Myrik's face twisted into a look of honest bafflement. "She? In duel? I… she was a woman, a mockman." He nodded, as if he had settled everything. "She was a woman, Ironjade. Have you gone mad? She japed me. A woman does not duel."

"And you do not duel, Myrik. Do you understand? Do you? You"-he fired, and a half-second pulse of light took Myrik low, between his legs, so the man screamed-

"do"-and he fired again, and burned Myrik in the neck just beneath his chin, and then waited as the man fell and his laser recycled-

"not"-he continued, fifteen seconds later, and with the word a spurt of light that burned the writhing figure across the chest, and then Vikary was stepping backwards, toward the aircar-

"duel!" he finished, half in and half out of the car, and with the word came a flick of his wrist and a fourth burst of light, and Lorimaar high-Braith Arkellor was falling, his weapon half drawn.

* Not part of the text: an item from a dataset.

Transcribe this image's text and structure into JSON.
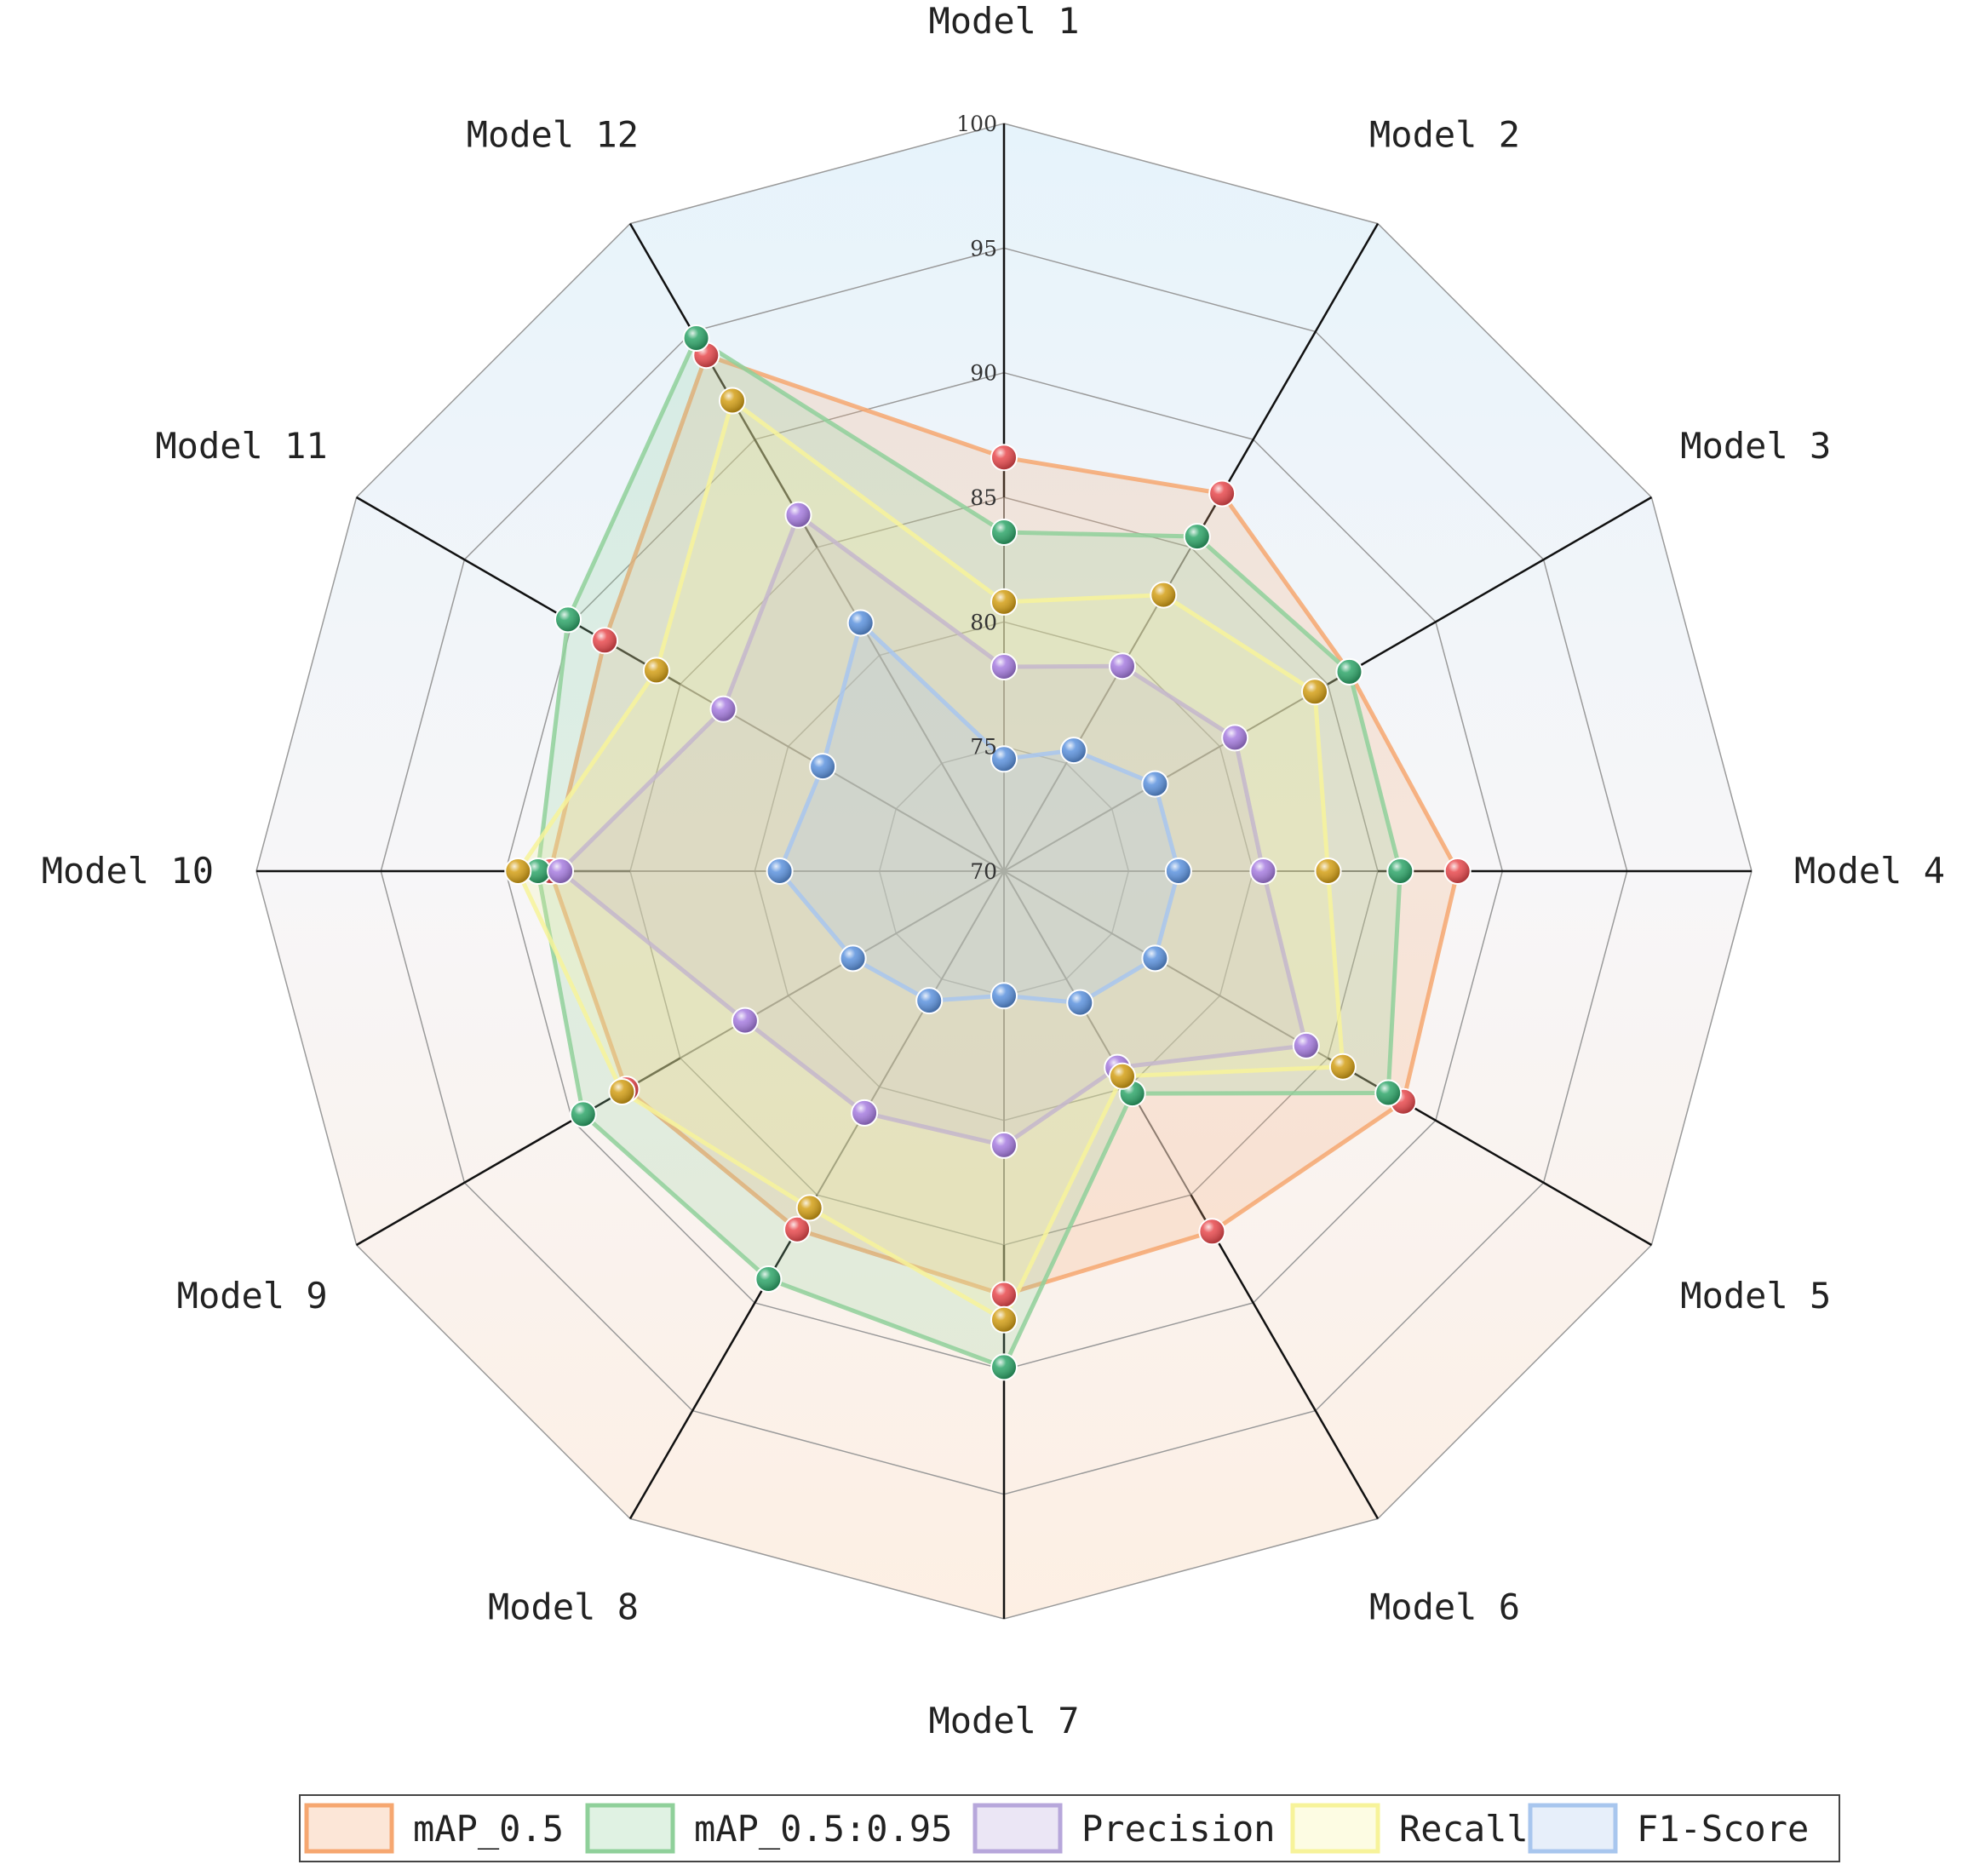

Then the door slammed, and Dirk threw on the the gravity grid, and they jerked forward and up and out, and were halfway to the exit arch when the laser fire began to hiss and burn against their armor.

Chapter 10

It was full night above the Common. The air was black crystal, clear and cold. The winds were bad. Dirk was grateful for the heavily armored Braith aircar, with its warm cabin, fully enclosed.

He kept them about a hundred meters above the plains and the gentle hills, and pushed the car as fast as he was able. Once, before Challenge had vanished behind them, Dirk looked back to see if there were any signs of pursuit. He saw none, but the Emereli city caught and held his eye. A tall black spear, soon to be lost against the blacker sky, it reminded him somehow of the great tree that had been caught in a forest fire, its branches and its leaves all gone, nothing left but a charred and soot-dark stick to echo its former glory. He remembered Challenge as Gwen had first shown it to him, when he had asked to see a city with life: bright against the evening, impossibly tall and shining silver, crowned by its ascending bursts of light. A dead husk now, and dead too the dreams of its builders. The hunters of Braith killed more than men and animals.

"They will be after us soon enough, t'Larien," Jaan Vikary said. "You need not search for them."

Dirk turned his attention back to his instruments. "Where are we going? We can't just fly blind above the Common all night, heading for nowhere in particular. Larteyn?"

"We dare not go to Larteyn now," Vikary replied. He had holstered his laser, but his face was as grim as it had been in Challenge when he burned down Myrik. "Are you so much the fool that you do not realize what I did? I broke the code, t'Larien. I am an outbonder now, a criminal, a duel-breaker. They will come after me and kill me as easily as they would a mockman." He knotted his hands together thoughtfully beneath his chin. "Our best hope… I do not know. Perhaps we have no hope."